The capital of the province of the same name, Uttaradit is a typical modern town with a few temples tucked away in the backstreets. While it’s got all the conveniences for local residents such as markets, shopping centers and restaurants, there’s little to interest visitors from afar.

Uttaradit began life as a town called Bang Pho Tha It. It was through the successes of its port that the reigning monarch of the time (King Rama V) decided it was worthy of provincial status. The name Uttaradit, which it acquired in 1915, literally means ‘port of the north’.

The town is by no means a major visitor destination, as there are no ancient monuments or buildings of great significance. This makes it an ideal place for anyone wishing to experience day-to-day life in a non-touristy Thai town, though you’ll need to use lots of sign language and dig out your phrase book, as the town’s hotels and restaurants are not used to foreign visitors.

The town of Uttaradit came into being because of its importance as a port. Nowadays, river transport is no longer used in any significant way, but the modern town provides all the essentials for its inhabitants in terms of fresh markets, shopping malls and restaurants.
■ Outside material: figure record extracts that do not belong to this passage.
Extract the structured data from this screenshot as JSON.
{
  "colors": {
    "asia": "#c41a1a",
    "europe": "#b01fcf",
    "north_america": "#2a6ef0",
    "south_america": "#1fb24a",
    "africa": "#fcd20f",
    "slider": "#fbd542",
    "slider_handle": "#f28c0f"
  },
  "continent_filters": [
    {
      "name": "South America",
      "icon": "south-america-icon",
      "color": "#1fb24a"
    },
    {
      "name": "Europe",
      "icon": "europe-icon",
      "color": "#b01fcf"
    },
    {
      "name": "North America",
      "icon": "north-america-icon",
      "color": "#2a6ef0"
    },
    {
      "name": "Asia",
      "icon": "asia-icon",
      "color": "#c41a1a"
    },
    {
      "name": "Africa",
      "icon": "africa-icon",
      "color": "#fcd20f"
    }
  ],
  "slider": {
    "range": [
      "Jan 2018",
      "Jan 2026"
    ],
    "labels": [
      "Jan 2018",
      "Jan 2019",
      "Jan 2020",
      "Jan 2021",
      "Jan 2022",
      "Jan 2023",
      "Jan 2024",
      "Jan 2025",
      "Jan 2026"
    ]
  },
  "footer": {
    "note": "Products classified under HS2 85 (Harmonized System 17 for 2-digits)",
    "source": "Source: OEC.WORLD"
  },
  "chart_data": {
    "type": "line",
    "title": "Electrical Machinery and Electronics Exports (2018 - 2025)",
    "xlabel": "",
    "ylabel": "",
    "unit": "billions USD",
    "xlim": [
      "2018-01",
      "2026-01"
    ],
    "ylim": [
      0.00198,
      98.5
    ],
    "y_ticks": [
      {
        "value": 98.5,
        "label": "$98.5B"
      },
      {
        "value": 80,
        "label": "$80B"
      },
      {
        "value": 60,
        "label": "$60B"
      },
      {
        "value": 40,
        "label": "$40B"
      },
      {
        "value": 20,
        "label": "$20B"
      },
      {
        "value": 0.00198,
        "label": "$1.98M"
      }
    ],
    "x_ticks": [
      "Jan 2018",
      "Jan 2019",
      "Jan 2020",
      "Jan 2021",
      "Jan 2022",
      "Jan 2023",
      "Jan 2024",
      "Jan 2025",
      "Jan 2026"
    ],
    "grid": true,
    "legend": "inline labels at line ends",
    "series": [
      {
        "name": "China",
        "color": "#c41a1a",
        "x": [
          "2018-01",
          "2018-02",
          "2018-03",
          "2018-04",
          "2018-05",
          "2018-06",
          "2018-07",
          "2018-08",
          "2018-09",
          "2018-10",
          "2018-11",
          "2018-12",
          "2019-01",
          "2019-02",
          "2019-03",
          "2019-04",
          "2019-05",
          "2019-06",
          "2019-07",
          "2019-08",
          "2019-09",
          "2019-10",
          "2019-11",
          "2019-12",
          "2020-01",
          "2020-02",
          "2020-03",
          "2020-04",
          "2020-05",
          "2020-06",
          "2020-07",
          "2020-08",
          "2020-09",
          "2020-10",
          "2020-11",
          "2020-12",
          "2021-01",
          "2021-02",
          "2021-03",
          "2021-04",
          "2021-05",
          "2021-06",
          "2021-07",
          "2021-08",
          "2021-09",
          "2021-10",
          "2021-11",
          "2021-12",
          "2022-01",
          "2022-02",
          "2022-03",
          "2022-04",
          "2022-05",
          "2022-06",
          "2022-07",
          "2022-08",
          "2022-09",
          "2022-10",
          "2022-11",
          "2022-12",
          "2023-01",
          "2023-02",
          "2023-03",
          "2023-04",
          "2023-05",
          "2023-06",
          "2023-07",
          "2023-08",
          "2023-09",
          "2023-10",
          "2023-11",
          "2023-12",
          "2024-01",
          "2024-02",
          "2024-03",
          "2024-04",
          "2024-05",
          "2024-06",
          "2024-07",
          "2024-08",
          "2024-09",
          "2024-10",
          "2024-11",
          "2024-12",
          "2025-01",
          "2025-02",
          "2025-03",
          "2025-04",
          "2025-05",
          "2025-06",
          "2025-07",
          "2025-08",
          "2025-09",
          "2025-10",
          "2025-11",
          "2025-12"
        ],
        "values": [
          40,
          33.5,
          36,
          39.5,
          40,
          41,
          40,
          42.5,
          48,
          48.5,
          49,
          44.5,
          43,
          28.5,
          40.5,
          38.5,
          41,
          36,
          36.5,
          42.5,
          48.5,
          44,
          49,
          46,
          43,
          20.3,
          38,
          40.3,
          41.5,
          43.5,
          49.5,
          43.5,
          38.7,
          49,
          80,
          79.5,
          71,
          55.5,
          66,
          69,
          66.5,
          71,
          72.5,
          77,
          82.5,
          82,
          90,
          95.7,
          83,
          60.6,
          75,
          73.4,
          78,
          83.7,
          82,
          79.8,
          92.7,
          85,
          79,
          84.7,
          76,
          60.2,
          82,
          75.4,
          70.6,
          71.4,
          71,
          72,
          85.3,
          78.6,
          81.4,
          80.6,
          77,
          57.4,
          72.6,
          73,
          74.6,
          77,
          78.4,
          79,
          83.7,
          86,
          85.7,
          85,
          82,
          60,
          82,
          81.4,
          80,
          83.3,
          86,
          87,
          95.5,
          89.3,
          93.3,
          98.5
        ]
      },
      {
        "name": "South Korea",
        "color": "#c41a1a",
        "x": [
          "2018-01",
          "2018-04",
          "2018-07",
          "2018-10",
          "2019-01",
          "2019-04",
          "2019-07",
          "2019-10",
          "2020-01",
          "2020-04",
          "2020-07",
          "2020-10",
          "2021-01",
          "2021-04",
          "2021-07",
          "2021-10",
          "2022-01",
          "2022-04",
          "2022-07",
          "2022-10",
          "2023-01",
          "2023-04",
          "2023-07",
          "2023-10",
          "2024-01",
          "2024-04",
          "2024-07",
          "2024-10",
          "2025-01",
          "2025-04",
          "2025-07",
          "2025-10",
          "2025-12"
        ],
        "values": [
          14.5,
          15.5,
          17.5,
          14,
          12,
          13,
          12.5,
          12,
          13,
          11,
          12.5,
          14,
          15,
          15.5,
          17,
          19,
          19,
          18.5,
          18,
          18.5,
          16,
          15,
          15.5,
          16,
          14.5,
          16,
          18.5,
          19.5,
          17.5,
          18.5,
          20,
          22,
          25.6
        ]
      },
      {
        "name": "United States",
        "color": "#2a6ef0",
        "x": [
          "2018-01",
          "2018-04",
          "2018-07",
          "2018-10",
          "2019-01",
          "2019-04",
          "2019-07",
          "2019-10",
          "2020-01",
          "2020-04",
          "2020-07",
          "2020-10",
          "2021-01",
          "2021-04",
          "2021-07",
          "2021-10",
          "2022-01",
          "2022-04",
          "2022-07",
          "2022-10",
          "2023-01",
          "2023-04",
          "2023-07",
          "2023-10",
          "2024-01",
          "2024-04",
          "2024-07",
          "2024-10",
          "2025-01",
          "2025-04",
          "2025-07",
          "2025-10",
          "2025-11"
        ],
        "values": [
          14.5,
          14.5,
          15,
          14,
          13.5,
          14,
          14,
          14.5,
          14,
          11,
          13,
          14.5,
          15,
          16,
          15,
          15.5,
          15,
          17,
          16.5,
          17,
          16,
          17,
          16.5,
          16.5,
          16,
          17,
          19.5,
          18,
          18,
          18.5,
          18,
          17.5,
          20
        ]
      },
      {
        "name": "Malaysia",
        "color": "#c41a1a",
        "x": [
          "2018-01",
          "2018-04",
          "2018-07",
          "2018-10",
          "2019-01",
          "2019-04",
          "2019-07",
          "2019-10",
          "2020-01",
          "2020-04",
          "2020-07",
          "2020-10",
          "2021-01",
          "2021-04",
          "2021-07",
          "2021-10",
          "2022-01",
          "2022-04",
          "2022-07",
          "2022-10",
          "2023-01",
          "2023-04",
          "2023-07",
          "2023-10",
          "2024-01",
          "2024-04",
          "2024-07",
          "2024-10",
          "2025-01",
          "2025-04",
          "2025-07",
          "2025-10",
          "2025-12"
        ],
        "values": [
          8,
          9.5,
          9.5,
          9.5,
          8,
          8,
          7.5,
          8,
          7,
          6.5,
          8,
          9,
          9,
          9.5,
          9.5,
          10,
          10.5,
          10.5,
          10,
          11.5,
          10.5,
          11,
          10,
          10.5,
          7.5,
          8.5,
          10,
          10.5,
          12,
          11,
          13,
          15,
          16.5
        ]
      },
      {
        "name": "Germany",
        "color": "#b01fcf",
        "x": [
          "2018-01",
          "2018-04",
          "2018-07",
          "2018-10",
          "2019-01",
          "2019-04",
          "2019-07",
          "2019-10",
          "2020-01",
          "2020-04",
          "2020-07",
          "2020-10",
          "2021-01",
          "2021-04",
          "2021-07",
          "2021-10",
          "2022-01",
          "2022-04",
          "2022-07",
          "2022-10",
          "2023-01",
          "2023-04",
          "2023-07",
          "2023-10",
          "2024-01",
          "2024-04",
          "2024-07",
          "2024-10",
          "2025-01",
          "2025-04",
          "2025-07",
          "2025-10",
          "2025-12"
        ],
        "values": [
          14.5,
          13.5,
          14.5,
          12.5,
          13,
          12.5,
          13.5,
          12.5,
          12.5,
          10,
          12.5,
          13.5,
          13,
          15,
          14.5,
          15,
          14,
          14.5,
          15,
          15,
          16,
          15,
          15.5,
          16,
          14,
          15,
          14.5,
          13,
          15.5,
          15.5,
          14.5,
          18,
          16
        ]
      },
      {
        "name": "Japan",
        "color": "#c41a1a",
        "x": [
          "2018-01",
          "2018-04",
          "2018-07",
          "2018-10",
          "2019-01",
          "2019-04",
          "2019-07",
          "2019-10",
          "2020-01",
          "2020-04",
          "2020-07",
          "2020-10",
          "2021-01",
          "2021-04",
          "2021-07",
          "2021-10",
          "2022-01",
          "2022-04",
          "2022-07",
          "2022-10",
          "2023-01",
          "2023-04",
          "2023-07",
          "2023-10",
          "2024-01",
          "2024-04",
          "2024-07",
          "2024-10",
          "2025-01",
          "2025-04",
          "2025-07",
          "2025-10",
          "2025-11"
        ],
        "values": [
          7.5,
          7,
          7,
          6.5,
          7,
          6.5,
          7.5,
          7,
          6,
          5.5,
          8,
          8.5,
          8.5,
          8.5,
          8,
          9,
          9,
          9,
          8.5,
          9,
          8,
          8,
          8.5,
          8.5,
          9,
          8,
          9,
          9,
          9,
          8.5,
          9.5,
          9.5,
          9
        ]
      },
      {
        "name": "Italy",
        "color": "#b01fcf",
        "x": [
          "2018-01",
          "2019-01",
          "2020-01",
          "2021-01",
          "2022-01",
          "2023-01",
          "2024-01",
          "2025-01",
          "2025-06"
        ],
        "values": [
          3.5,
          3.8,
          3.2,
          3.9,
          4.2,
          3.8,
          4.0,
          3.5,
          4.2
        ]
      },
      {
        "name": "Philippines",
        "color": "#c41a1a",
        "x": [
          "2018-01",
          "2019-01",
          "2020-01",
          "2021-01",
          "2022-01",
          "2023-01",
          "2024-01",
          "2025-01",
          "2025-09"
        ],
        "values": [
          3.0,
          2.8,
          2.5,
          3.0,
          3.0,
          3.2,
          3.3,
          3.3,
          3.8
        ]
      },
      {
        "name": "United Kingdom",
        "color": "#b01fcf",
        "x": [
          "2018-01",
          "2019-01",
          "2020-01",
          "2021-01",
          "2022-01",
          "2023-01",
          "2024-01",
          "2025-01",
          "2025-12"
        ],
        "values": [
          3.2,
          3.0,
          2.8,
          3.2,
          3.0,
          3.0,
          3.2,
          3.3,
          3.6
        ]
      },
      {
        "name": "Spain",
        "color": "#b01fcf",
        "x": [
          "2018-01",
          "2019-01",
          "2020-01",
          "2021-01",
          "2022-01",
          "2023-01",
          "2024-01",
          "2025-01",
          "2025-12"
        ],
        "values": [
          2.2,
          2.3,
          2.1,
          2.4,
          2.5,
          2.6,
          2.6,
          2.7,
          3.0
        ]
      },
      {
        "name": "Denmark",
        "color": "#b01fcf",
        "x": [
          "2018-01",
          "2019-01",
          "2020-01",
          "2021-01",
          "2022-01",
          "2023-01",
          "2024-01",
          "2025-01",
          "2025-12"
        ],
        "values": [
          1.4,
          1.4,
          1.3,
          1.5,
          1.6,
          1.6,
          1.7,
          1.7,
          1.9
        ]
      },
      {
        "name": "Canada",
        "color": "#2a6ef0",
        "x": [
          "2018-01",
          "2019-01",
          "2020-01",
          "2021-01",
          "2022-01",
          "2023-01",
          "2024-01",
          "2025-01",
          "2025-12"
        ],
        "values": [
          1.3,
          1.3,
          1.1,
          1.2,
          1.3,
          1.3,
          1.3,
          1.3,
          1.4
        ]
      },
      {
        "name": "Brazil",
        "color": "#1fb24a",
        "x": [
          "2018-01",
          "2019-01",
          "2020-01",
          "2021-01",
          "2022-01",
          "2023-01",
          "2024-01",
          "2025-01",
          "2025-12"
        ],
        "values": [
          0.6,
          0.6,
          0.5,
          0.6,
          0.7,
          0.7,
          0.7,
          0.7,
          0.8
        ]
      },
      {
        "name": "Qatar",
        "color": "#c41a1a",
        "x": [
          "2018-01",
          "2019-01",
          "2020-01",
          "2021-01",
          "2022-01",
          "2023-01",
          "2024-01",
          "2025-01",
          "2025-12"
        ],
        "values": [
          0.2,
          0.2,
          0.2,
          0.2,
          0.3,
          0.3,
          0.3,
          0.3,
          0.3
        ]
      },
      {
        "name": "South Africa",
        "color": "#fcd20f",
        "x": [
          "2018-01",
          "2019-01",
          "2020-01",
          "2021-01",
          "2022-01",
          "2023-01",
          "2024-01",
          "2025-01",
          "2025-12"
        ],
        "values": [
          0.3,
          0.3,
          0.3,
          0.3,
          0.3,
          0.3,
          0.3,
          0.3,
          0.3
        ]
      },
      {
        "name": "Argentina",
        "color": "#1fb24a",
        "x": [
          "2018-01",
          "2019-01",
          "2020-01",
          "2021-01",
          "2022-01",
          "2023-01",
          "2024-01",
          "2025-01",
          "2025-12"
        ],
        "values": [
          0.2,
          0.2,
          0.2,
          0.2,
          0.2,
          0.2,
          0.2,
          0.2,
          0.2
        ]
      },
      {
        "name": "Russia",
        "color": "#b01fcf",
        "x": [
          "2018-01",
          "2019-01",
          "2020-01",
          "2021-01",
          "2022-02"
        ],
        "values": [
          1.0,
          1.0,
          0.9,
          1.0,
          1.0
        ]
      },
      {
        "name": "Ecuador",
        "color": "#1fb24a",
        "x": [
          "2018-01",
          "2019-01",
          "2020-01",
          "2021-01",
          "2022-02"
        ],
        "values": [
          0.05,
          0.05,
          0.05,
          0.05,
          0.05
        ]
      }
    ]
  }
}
The town sits on the west bank of the Nan River, with the railway line passing through north to south and the town’s main roads running parallel to and either side of the railway.

Most hotels are located to the southeast of the railway station either beside or near Highway 102 which runs to Si Satchanalai to the west. The bus station is also in this part of town, as are the restaurants most likely to be if interest to foreign visitors.

Wat Thammathipathai is in the northeast corner of town, while Wat Phra Boromathat Thung Yang and Wat Phra Taen Sila-At are both a few kilometers southwest of town beside Highway 102.

  • Wat Phra Boromathat Thung Yang: this place a few kilometers from the town center exudes an aura of great age.
  • Wat Thamma Thipatai: a temple housing two ancient doors from Wat Phra Fang, carved in the Ayutthaya period.
  • Wat Phra Taen Sila-At: it’s not really worth the 7km trip to see this temple’s most precious possession - a laterite sermon platform.

Uttaradit has a similar pattern of seasons to the rest of the north, though since its elevation is not so high, temperatures do not drop so much in the cool season as in the mountainous areas further north. Still, November to February is a pleasant time to visit, while March to May is the hot season, when temperatures and humidity rise steeply, and June to October is the rainy season, when the provincial countryside is at its best.

It’s tempting to say there’s nothing at all to do in Uttaradit, as even the town’s feted temples - Wat Thamma Thipatai, Wat Phra Boromathat Thung Yang and Wat Phra Taen Sila-At - are distinctly second-rate. However, if you wander round the town’s side streets at a leisurely pace, there’s every chance you’ll have interesting encounters with the locals as everywhere in Thailand.

If you happen to be in town in early June or mid-September, you might be lucky to witness the durian festival or the langsat festival, when these two locally produced fruits are the cause of parades and beauty queen competitions.

Bus services leave frequently from Bangkok’s Mo Chit Bus Station for Uttaradit (8 hours) and there are regular train services from Bangkok’s Hualamphong Station (9 hours). Uttaradit has a small airport but at present is receiving no flights.

The easiest way to get to Uttaradit, from either Bangkok or Chiang Mai, is by train or bus. The train station is right in the middle of town and the bus station is not far from the center, to the south of H102. The nearest airport is in Phitsanulok.

For those who don’t have their own transport, the best way of getting around is by motorbike taxi. This is best arranged through the front desk of your hotel if you are not a Thai speaker.

As Uttaradit is quite a big town, there are several hotels around, though only a few that cater to foreigners, and even then you might find the staff’s English skills rather basic. There’s not much to pick between the few recommendations below, as they offer similar amenities and facilities and charge similar rates.

There must be over a hundred restaurants in Uttaradit, but you’ll be lucky to find an English menu anywhere but the New York Restaurant, and the restaurants in the Seeharaj and Friday Hotels. As always in Thailand, however, if you see somewhere that appeals without any English signage, the owners will do their best to accommodate your wishes. Carrying a phrase book around with you can open up many different options when you feel hungry.

There’s nothing like a Western-style pub in Uttaradit, but if you’re curious to see how the locals enjoy themselves after hours, head for the nightclub in either the Friday or Seeharaj Hotel, where there’s nightly live music, though not all of it is sweet on the ear. Karaoke seems particularly popular in Uttaradit, so don’t be surprised if the locals try to persuade you to join in and perform a rendering of a rock classic such as ‘Hotel California’.

The only product for which Uttaradit is well-known is its durian, which many Thais revere as the ‘king of fruits’. This is certainly not the kind of souvenir you’d want to (or be able to) take back home with you, but if you’ve never tried this exotic taste, here’s a good opportunity.

Get someone knowledgable to help you select a fruit, as choosing a durian at its peak of ripeness is a tricky skill, and be careful not to stab yourself on the protective spikes as you prize it open.